After a decade-long increase, the use of magnetic resonance imaging for Medicare began to decline four years ago, according to a study published in the Journal of the American College of Radiology.
Researchers, led by Richard Sharpe of Thomas Jefferson Medical Center in Philadelphia, examined Medicare Part B data sets between 1998 and 2010 for all MRI examinations performed in the Medicare Population. As reported in AuntMinnie.com, Sharpe and his colleagues suggested that education initiatives such as Image Wisely and Choose Wisely, along with resources like the American College of Radiology's appropriateness criteria, have had an impact on utilization, which hit a high of 189 per 1,000 beneficiaries in 2008, but decreased to 183 per 1,000 beneficiaries just two years later.

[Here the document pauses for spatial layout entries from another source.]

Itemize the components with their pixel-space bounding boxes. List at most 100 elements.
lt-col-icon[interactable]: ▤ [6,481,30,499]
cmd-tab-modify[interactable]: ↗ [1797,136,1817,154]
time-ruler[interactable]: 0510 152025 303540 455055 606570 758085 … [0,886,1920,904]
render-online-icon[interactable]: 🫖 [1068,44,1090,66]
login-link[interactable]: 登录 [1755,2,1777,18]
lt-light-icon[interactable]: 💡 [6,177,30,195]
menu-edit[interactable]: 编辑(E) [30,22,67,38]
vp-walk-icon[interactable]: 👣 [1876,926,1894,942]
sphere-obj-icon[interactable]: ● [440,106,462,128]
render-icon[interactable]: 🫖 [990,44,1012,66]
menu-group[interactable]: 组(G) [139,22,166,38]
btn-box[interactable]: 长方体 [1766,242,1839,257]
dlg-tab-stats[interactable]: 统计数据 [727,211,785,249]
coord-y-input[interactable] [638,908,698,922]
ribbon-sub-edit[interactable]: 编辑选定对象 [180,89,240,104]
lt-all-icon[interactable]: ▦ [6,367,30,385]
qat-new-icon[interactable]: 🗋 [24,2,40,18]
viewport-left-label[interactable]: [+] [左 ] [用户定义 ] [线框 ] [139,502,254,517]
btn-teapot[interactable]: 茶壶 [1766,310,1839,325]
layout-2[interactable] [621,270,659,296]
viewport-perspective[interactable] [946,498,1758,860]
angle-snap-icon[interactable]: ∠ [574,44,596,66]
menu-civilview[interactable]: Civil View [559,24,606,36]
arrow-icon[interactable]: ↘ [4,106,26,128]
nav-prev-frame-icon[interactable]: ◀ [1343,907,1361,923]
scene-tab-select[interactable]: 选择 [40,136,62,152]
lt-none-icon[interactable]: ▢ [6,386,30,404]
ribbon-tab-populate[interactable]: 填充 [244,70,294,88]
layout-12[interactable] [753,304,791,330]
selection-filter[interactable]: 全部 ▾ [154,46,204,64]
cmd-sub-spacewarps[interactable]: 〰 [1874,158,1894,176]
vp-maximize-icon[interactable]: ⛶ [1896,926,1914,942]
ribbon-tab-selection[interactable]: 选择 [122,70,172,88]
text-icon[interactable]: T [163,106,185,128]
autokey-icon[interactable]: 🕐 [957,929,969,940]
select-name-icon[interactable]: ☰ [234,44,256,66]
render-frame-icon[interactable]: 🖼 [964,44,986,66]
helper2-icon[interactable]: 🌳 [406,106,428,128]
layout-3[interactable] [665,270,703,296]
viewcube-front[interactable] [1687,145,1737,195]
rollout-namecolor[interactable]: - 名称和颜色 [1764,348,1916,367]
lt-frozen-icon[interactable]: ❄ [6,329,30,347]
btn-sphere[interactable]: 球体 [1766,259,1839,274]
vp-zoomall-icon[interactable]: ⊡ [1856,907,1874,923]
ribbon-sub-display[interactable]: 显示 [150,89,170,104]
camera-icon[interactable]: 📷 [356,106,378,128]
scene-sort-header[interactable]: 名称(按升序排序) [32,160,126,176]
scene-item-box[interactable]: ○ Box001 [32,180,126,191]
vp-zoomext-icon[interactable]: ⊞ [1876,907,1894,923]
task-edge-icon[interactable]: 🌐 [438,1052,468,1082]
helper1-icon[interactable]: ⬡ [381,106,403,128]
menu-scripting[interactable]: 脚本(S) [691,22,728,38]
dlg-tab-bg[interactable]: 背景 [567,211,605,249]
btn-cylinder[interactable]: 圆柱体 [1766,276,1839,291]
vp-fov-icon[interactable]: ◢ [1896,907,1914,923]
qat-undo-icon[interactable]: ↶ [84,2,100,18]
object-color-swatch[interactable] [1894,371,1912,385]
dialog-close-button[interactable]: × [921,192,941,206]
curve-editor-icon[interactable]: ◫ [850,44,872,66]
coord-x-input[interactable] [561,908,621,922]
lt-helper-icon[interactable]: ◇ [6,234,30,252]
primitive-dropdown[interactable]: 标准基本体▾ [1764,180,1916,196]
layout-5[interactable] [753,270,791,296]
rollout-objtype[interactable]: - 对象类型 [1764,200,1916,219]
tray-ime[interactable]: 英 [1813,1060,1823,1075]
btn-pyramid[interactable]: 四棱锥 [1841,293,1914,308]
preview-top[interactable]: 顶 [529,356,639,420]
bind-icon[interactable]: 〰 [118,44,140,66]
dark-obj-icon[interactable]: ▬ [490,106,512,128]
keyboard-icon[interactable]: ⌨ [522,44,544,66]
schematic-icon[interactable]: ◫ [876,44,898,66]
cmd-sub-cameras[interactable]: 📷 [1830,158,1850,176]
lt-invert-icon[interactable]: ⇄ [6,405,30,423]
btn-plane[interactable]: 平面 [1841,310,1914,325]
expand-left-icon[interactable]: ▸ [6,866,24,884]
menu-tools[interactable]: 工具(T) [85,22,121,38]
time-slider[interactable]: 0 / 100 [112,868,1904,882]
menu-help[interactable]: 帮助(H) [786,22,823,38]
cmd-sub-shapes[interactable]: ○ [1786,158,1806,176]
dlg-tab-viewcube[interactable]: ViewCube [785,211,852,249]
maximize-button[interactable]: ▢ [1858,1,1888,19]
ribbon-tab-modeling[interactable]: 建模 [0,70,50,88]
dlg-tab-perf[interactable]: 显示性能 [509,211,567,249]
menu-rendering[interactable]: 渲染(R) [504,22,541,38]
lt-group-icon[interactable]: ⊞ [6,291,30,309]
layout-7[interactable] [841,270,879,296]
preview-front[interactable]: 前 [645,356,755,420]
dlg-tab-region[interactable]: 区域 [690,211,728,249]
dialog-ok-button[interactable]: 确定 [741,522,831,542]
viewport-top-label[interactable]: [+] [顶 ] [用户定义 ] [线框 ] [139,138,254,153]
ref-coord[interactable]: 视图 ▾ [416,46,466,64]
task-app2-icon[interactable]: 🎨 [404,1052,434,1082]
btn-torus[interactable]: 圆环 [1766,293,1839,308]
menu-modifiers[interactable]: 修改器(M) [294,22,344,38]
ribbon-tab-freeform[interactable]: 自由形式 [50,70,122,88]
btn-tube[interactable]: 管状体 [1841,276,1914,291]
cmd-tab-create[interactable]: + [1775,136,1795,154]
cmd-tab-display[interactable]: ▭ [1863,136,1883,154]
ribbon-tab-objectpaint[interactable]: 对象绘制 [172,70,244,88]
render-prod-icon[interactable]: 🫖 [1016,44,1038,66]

The annual growth rate in MR exams from 1998 to 2008 was 10 percent, while the utilization rate in 2010 represented a decrease of 3.1 percent from the 2009 utilization rate.
The researchers also believe that today's patients are more educated about the appropriateness of advanced imaging examinations.
"There has been an increase in public awareness of, and perhaps the unnecessary use of, advanced medical imaging," the researchers said. "Several articles in the news media have focused on the increased cost, inconvenience, and radiation exposure of unnecessary medical imaging. Anecdotally, we are aware of patients refusing to obtain tests that they feel are not necessary.
"Perhaps," the researchers added, "more than in the past, patients today want to know, 'Do I need this test?' before undergoing advanced medical imaging."